Janet Browne’s Charles Darwin: Voyaging


Jason Collins


February 19, 2011

Having put it in the top ten books I had read in 2010 despite being only halfway through it then, I feel somewhat obliged to offer a review of Janet Browne’s Charles Darwin: Voyaging (or more accurately, some observations). I have now finished it, and I am pleased to say that it can stay in the Top 10 and that I don’t intend to make any late retractions.

Voyaging is the first volume of a two-part biography. Voyaging covers Darwin’s life to 1856, three years before the Origin of Species was published, which is the point where Darwin has decided to put his theory of natural selection into a book. The second volume, Charles Darwin: The Power of Place, takes off from there.

There were a number of features of Voyaging that I particularly enjoyed. Foremost was the way Browne placed Darwin within the context of the day’s science. Victorian science was an interesting mix of gentlemen naturalists and university scientists. From Darwin’s lectures in human anatomy in Edinburgh, consisting of dissections of recently snatched corpses, to his gentlemanly existence as a member of the Royal Society, Linnean Society and the Athenaeum Club, Browne provides reams of insights into the state of the science, the participants and their views. This allowed Browne to place Darwin’s insight into the context of existing debates on evolution and the rapid growth in other sciences such as geology.

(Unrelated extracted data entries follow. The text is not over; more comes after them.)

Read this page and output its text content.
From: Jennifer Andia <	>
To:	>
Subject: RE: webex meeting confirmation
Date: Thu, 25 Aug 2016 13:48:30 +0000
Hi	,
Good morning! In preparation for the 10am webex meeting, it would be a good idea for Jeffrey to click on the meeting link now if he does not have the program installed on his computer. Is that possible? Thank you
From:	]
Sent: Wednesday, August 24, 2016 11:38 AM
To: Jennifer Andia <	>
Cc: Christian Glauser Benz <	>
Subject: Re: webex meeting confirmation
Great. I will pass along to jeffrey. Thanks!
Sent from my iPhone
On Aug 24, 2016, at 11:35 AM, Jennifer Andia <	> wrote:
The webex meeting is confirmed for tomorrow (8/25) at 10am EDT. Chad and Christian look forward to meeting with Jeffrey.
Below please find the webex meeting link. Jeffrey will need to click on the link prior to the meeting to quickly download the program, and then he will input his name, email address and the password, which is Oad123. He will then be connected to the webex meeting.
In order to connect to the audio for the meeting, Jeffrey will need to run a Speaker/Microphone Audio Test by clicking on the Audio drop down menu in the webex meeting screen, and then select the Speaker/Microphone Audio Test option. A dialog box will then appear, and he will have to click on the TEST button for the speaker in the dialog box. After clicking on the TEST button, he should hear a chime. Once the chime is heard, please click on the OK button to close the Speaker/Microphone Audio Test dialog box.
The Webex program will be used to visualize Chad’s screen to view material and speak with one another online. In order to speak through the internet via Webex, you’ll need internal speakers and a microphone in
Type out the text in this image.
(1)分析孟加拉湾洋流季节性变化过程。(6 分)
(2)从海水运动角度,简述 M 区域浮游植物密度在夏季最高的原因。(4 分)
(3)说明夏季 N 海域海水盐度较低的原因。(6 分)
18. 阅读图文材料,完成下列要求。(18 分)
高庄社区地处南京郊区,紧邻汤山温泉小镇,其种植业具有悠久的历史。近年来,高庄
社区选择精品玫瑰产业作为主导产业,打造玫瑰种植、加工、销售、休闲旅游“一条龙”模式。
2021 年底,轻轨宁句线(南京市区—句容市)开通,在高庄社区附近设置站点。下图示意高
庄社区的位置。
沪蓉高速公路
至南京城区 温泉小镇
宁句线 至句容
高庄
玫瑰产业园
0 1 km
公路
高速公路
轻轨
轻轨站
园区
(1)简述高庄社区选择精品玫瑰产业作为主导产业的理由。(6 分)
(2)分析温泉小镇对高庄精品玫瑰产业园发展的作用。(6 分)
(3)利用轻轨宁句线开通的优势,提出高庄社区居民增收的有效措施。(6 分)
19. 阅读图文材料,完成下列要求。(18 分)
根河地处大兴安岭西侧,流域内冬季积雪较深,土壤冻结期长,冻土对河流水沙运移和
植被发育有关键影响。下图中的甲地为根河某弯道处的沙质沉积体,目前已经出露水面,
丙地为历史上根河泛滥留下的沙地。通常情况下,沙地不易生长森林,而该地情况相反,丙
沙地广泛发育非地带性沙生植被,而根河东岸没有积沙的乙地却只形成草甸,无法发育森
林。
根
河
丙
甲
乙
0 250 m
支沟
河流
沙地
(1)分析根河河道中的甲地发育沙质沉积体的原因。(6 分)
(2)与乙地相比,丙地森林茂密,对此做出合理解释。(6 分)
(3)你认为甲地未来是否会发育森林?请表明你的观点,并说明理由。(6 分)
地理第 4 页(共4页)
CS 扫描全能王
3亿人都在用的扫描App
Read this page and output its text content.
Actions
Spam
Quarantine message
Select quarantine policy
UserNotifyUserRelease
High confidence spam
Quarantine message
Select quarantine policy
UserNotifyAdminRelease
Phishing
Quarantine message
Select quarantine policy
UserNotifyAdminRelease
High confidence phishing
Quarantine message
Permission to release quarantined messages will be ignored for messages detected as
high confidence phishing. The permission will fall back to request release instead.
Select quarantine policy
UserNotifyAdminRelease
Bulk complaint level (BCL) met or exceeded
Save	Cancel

In this context, Browne takes the reader through the creation of Darwin “the naturalist” as opposed to Darwin the country parson, idle sporting man or doctor. As Browne notes in the introduction, Darwin was no born naturalist. In his late teens and early twenties, he seems to have little direction and even on his return from the Beagle voyage, it seems that he could have easily slipped into a much simpler life than becoming a scientific giant. Through her understanding of Darwin’s correspondence (she was an associate editor of a project putting it together), Browne is able to offer a picture into how Darwin gained enough confidence in his ideas to dedicate a large part of his life to establishing the evidence behind them. Over the course of years, he slowly tested his thoughts with his closet friends (often in the most obtuse ways) as he finally built foundations to his theory. As we well know, it took over 15 years from the first indications to his closest friends of what he was thinking to the publishing of the Origin of Species, and even that was rushed by the letter he had received from Wallace.

The way in which Darwin established and used his massive network, largely from the seclusion of Downe house, is nothing short of incredible. Browne paints a beautiful picture of how Darwin sent an extraordinary number of letters to scientists, farmers, gentleman naturalists and anyone else who might be able to help with a litany of requests for samples, evidence and support. The evidence that fills the pages of the Origin of Species was largely sourced through this correspondence, which says something for Darwin’s ability to extract useful information and help from others. He had a gift for this from an early age, with his requests for insects from his friend Herbert carrying little recognition of Herbert’s deformed foot - and yet, Herbert happily complied.

Darwin does not stay unscathed in the book. It is clear that he is a creature of his times, despite his progressive attitudes towards some issues such as slavery. For example, he largely did not credit his fellow Beagle crew members who made significant contributions to Darwin’s work. For someone who relied so much on help from others, he was sometimes slow to share the credit. However, this did not seem to stem from malice or selfishness, but perhaps unawareness due to his relatively high station in society. When Darwin did feel that he owed something (such as for Herbert’s anonymous gift of a Coddington microscope), his gratitude lasted a lifetime.

Having read Volume I, I might take a break before Volume II. A 600 page biography has to contend with the rather large reading list. Interestingly, Volume II seems to get the biggest praise, so I look forward to when it is time to read it.